Hoe anders is de rol van het Engels in 1980 in vergelijking met het Binnenhofs van nu, het is bijna afwézig in dat boek van Ton Planken – Mark Rutte moet zich daar zeer over verbazen als hij het zou doorbladeren. We zien een paar termen die dan waarschijnlijk tot het modernere journalistieke taalgebruik horen, zoals op blz. 155 “de covering – het bezien – van het besluitvormingsproces”.
Op p. 21 kwamen we lieden tegen “die aan de handles trekken” en dat klinkt momenteel toch ook enigszins gedateerd: interessant dus.
Dat geldt niet minder voor het woord event, en enkele keren non-event. In de tijd van Ton Planken is het een de-woord, in Van Dale staat het momenteel alleen als het-woord vermeld. Het lijkt daarom waarschijnlijk dat we een woord uit het Engels hebben geïmporteerd inclusief de betekenis maar na een poosje mooi wél het lidwoord aan onszelf aanpasten. Dat zou in dit geval kunnen onder invloed van het dubbelop vergelijkbare het evenement.
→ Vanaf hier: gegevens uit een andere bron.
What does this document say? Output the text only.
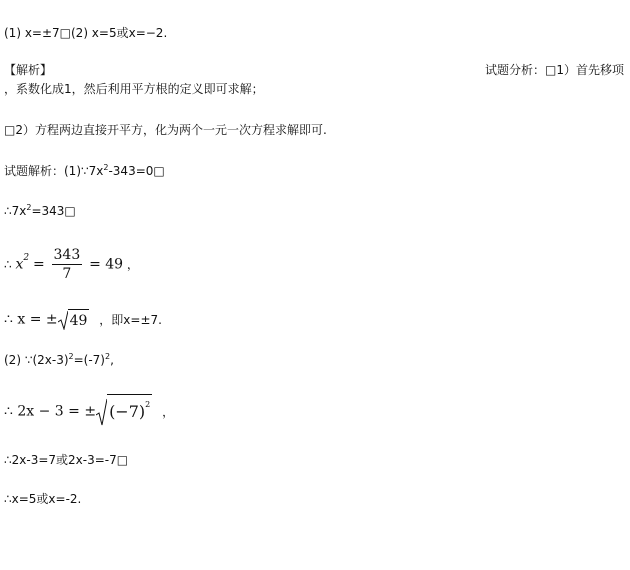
(1) x=±7□(2) x=5或x=−2.
【解析】	试题分析：□1）首先移项
，系数化成1，然后利用平方根的定义即可求解；
□2）方程两边直接开平方，化为两个一元一次方程求解即可.
试题解析：$(1)\because 7x^2-343=0□$
$\therefore 7x^2=343□$
∴ $x^2 = \frac{343}{7} = 49$ ，
∴ x = ± 49 ，即x=±7.
(2) $\because(2x-3)^2=(-7)^2$,
∴ 2x − 3 = ± $(-7)^2$ ，
∴2x-3=7或2x-3=-7□
∴x=5或x=-2.
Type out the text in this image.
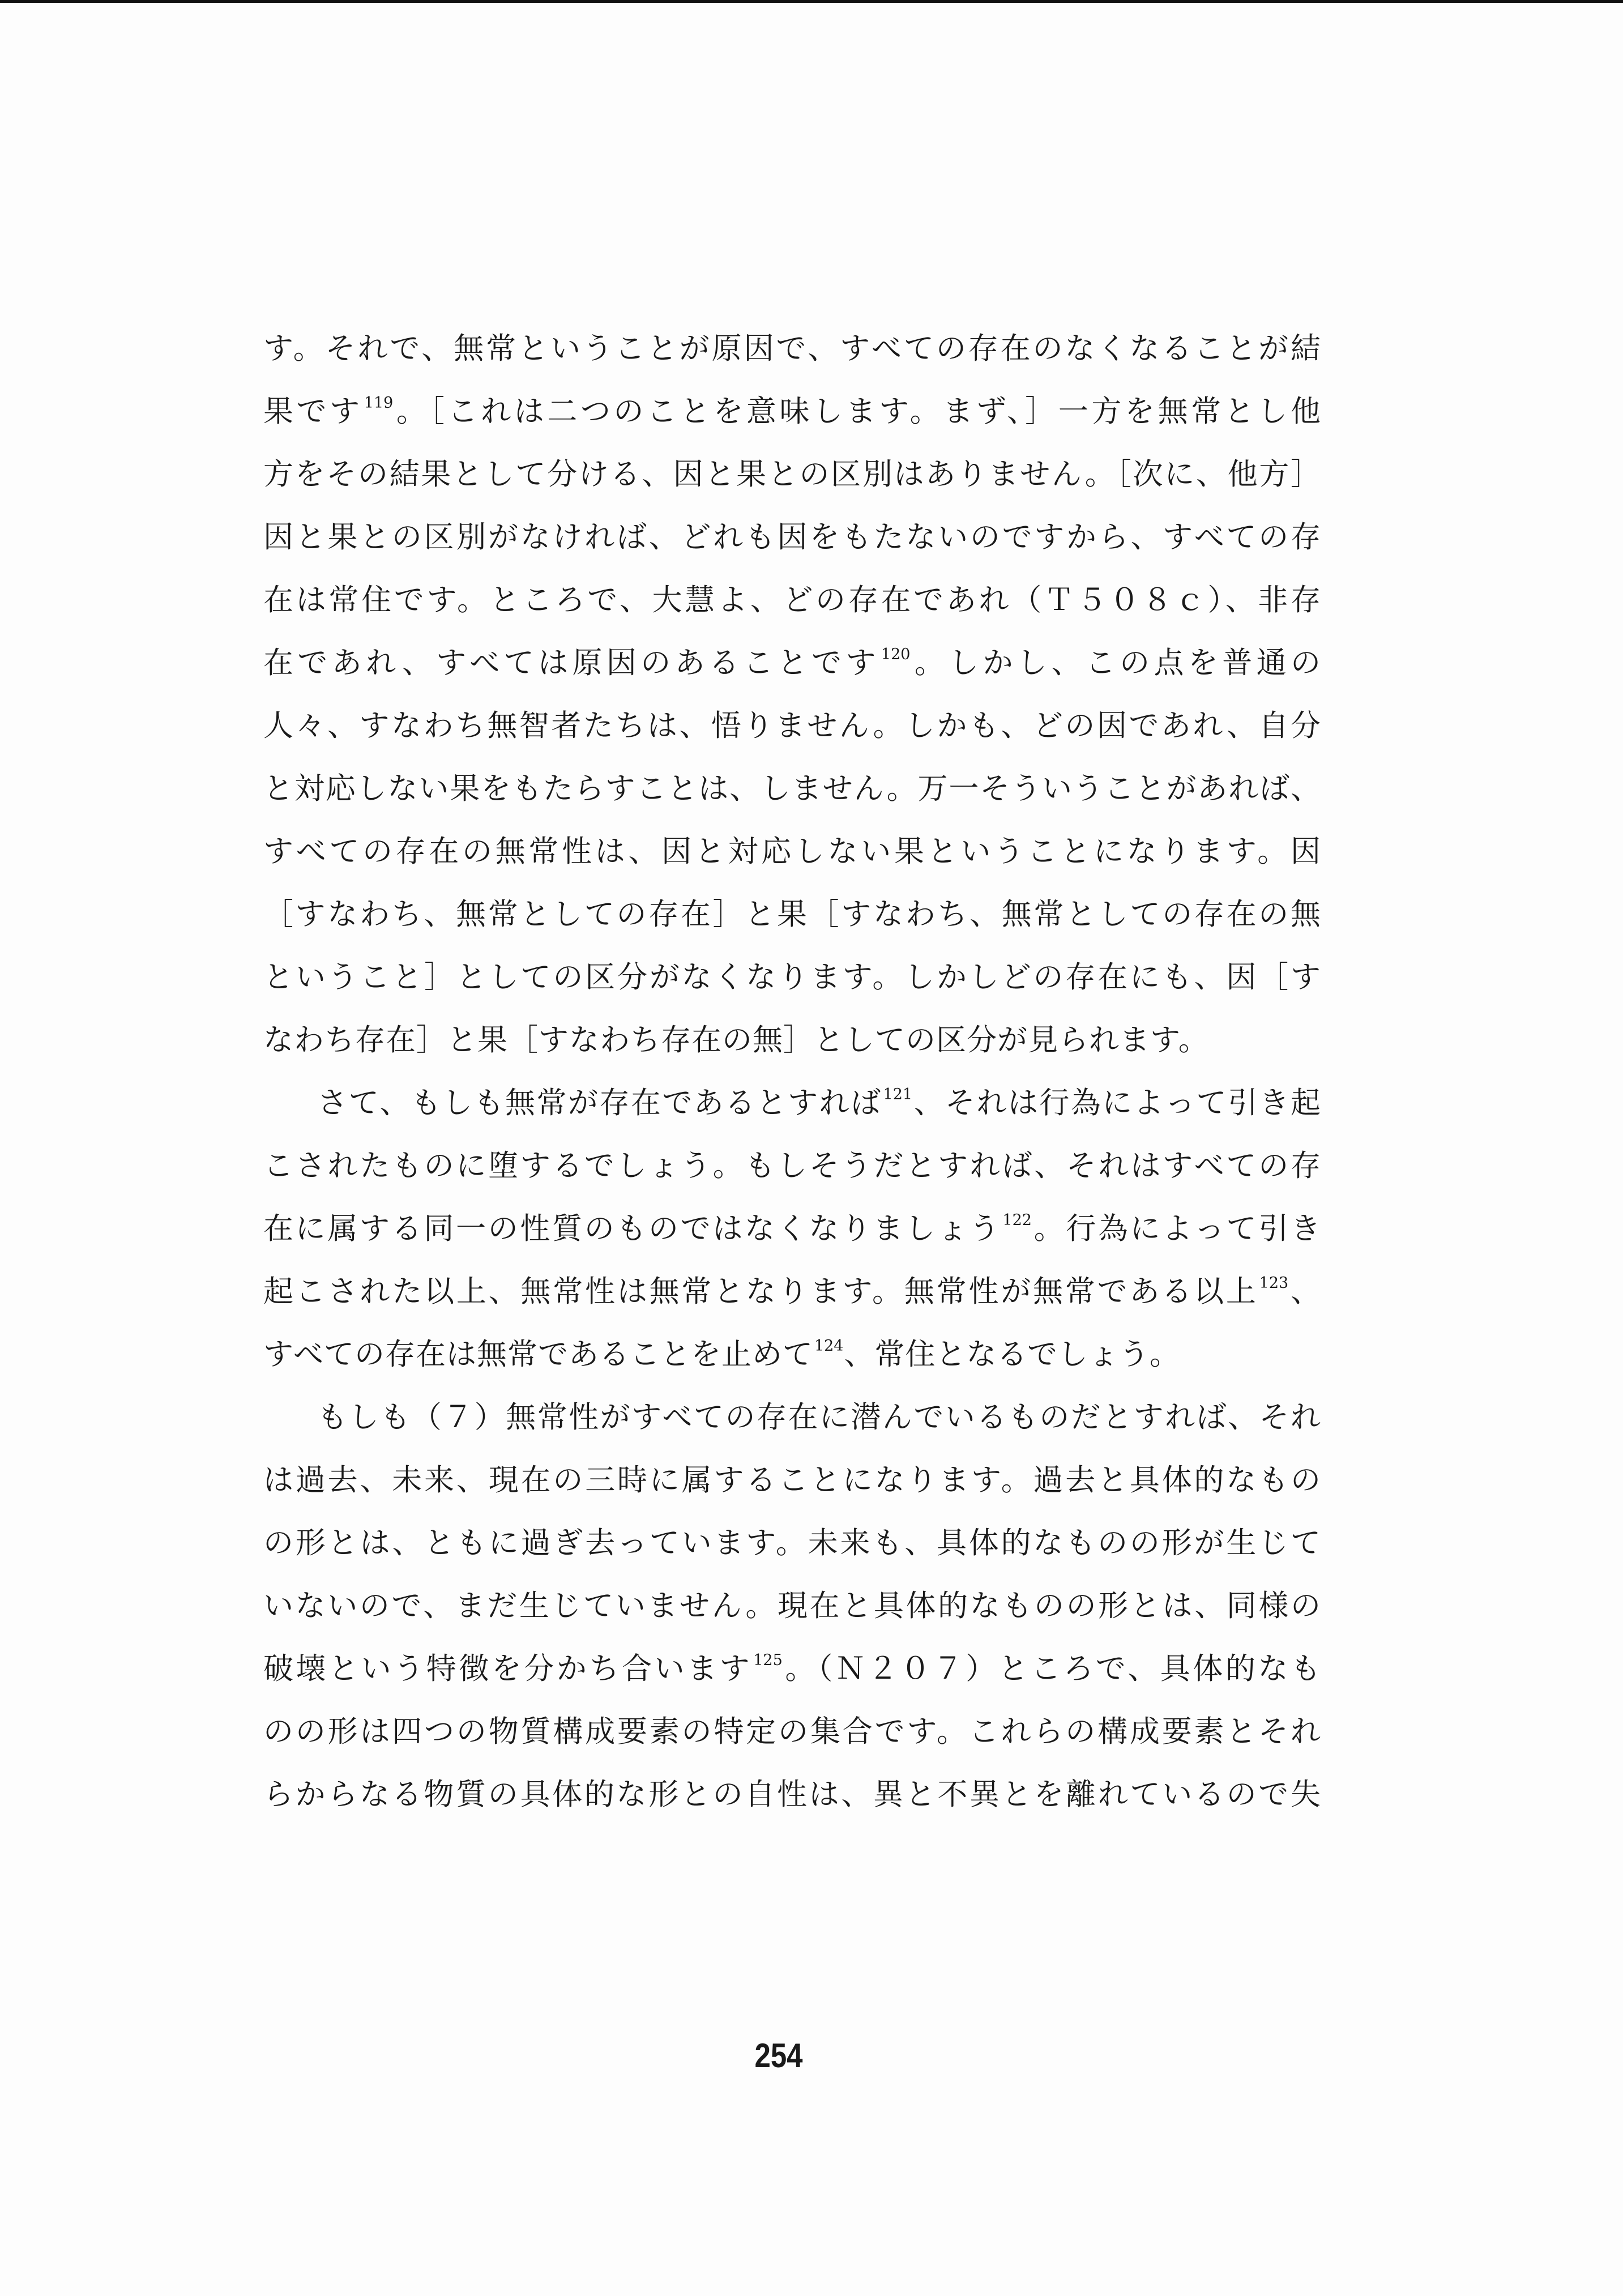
す。それで、無常ということが原因で、すべての存在のなくなることが結
果です$^{119}$。［これは二つのことを意味します。まず、］一方を無常とし他
方をその結果として分ける、因と果との区別はありません。［次に、他方］
因と果との区別がなければ、どれも因をもたないのですから、すべての存
在は常住です。ところで、大慧よ、どの存在であれ（Ｔ５０８ｃ）、非存
在であれ、すべては原因のあることです$^{120}$。しかし、この点を普通の
人々、すなわち無智者たちは、悟りません。しかも、どの因であれ、自分
と対応しない果をもたらすことは、しません。万一そういうことがあれば、
すべての存在の無常性は、因と対応しない果ということになります。因
［すなわち、無常としての存在］と果［すなわち、無常としての存在の無
ということ］としての区分がなくなります。しかしどの存在にも、因［す
なわち存在］と果［すなわち存在の無］としての区分が見られます。
さて、もしも無常が存在であるとすれば$^{121}$、それは行為によって引き起
こされたものに堕するでしょう。もしそうだとすれば、それはすべての存
在に属する同一の性質のものではなくなりましょう$^{122}$。行為によって引き
起こされた以上、無常性は無常となります。無常性が無常である以上$^{123}$、
すべての存在は無常であることを止めて$^{124}$、常住となるでしょう。
もしも（７）無常性がすべての存在に潜んでいるものだとすれば、それ
は過去、未来、現在の三時に属することになります。過去と具体的なもの
の形とは、ともに過ぎ去っています。未来も、具体的なものの形が生じて
いないので、まだ生じていません。現在と具体的なものの形とは、同様の
破壊という特徴を分かち合います$^{125}$。（Ｎ２０７）ところで、具体的なも
のの形は四つの物質構成要素の特定の集合です。これらの構成要素とそれ
らからなる物質の具体的な形との自性は、異と不異とを離れているので失
254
Op blz. 189 heeft Planken het over stroopseries – ik neem aan een niet verder in het Nederlands succesvol geworden grapje voor soapseries.
Nederlands van een kwart-eeuw terug is wellicht ook taal als het volgende: de besliskoker (p.27), het vrijzwemmen door een politiek leider (31), iets gunstiger opschilderen (33), het buitenomgaan (41), iets door de keel wringen (50). Is achter de feiten aan huppelen (op blz. 53) in onze tijd gewijzigd in hobbelen dat wat minder vrolijk-speels en misschien zelfs wat oncharmanter klinkt?
Die taal van Planken herinner ik me niet uit Den Haag Vandaag op tv, maar moord-en-brandverslaggeverij (56) en enkele malen het gebruik van verfluttering (= verslonzing, het staat in Van Dale) (60) hoort meer bij het Planken-gevoel, net als neuzelarij (127) en gemonkel (151).
Maar helemaal horen we Ton Planken, vooral als hij iets kritisch-spottend afrondt:
• Wat u zegt. (129)
• Ja, je zuster. (161)
• Inpakken en wegwezen dus. (202)
Dat laatste was een uitsmijter van Farce Majeure, het komisch-kritische programma dat in 1980 nog via de NCRV te zien was. Zou de titel van dat programma ooit uitgelegd zijn? Het klinkt rechtenstudentikoos en daarmee wat elitair.

Andere tijd, andere taal, zeker als we op details letten. Ton Planken schrijft geregeld over keuzen, nooit gebruikt hij keuzes. (Zie een stukje daarover in dit blog.) Fasen, typen, zijden, nooit een s-meervoud zoals nu, zie dat citaat van Tom Jan Meeus met meer spreektalig keuzes en mythes.